Pat: Yeah, and after all the dumping of the Podesta emails as well. So recently Russ, Devin Nunes, the chairman of the House intelligence committee, he’s been all freaked out and ran to the White House with something. Had a meeting on the White House grounds first, then went before the press, then ran to the White House to share what he knew, that had something to do with intercepts of people on the Trump team. Could this be what he got hold of, what he was all freaked out about, and still is? Because he still hasn’t released the information, even to his own committee?
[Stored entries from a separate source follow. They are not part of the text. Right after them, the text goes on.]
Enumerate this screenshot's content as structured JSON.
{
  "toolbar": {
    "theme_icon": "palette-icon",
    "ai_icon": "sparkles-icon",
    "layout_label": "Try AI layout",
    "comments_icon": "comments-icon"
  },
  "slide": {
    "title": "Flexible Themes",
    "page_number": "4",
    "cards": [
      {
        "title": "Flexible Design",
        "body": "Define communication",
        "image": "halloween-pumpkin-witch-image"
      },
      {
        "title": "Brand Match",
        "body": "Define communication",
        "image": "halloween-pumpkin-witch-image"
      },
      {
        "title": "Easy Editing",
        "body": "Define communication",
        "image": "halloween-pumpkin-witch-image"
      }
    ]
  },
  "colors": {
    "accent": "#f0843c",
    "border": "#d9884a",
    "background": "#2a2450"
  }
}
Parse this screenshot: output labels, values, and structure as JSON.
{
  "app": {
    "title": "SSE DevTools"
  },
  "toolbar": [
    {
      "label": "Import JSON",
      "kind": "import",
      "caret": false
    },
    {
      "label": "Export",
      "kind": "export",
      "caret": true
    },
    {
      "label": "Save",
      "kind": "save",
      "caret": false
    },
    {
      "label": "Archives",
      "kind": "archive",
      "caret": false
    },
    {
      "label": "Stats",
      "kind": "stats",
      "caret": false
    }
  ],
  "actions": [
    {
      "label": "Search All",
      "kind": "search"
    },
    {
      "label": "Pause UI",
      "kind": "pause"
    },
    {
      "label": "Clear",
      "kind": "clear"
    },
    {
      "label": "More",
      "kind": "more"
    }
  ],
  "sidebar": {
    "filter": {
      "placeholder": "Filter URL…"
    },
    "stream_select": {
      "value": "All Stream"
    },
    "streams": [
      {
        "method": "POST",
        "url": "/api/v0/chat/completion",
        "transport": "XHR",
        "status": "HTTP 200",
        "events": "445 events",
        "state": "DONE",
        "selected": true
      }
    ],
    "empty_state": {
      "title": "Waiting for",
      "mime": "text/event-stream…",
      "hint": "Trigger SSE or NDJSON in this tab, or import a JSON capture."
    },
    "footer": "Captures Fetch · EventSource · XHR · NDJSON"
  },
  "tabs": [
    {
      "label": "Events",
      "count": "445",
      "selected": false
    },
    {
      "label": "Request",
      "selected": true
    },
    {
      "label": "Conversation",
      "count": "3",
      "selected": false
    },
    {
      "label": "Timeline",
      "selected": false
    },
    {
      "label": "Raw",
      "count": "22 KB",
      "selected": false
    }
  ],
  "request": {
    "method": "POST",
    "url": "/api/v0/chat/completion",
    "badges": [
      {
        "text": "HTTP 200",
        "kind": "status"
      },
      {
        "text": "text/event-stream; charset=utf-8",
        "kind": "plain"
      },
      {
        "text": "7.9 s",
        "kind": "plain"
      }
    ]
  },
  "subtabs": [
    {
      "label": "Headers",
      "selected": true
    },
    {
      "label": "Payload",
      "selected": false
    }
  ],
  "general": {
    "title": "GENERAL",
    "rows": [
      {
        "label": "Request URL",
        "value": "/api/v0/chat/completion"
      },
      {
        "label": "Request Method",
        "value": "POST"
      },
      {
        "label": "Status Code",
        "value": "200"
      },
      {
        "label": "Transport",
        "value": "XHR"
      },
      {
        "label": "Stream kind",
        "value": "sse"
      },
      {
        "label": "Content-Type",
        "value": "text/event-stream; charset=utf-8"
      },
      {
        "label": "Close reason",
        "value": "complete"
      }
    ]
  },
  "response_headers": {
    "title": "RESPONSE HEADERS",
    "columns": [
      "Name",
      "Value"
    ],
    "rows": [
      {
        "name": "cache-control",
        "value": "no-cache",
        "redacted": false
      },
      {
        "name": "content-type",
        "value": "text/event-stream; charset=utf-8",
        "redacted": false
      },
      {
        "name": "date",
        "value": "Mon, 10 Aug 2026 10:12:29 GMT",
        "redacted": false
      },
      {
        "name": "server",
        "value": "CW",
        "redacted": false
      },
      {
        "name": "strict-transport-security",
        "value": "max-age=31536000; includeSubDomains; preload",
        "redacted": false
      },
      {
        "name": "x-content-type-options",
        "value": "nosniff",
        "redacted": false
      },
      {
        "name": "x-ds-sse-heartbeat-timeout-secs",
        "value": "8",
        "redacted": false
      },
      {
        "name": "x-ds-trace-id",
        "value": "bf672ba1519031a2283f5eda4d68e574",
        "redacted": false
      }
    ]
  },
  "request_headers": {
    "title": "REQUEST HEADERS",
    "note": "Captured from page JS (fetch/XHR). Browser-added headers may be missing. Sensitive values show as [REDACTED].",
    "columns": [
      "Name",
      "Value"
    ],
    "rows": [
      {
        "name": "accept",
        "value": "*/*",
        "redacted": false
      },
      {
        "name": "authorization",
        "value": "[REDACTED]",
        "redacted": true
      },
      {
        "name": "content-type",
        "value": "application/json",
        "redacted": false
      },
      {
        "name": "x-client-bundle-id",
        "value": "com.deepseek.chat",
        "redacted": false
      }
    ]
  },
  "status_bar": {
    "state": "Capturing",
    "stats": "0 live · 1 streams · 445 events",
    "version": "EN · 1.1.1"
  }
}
Russ: Today he said something about that what he looked at, supposedly in a secure facility (SCIF – Sensitive Compartmented Information Facility) of the White House, was, you know, incidental intelligence collected on Americans, and on Trump. And he says that it had nothing to do with Russia. Now you have to be careful with all of that, because it might have nothing to do with Russia, but it might have something to do with a Russian. It might have nothing to do with Russia, but might have something to do with Ukraine, or Kazakhstan, or Georgia, or any of these other places where the Trump organization has been doing business, where Felix Sater has been traveling and so forth. And so, you cannot, you know, you have to be careful to understand what they say may be literally true, but substantively untrue.
Pat: Like what the definition of is, is. Russ, we need an independent prosecutor, right?
Russ: I think so.
Pat: I think so too. You have been delightful and compelling as always, and I’m going to ask people again to go and read the entire thing, because there are a lot of twists and turns, a lot of complexities. The article is called, “Why FBI Can’t Tell All on Trump, Russia,” and you can access that in addition to a number of other investigative reports at WhoWhatWhy.org. Russ Baker has been my guest. Russ, delightful to talk with you, thank you.
Russ: Thank you. My Twitter is @RussBaker.
Pat: Alright, @RussBaker. I’m Pat Thurston, this is KGO.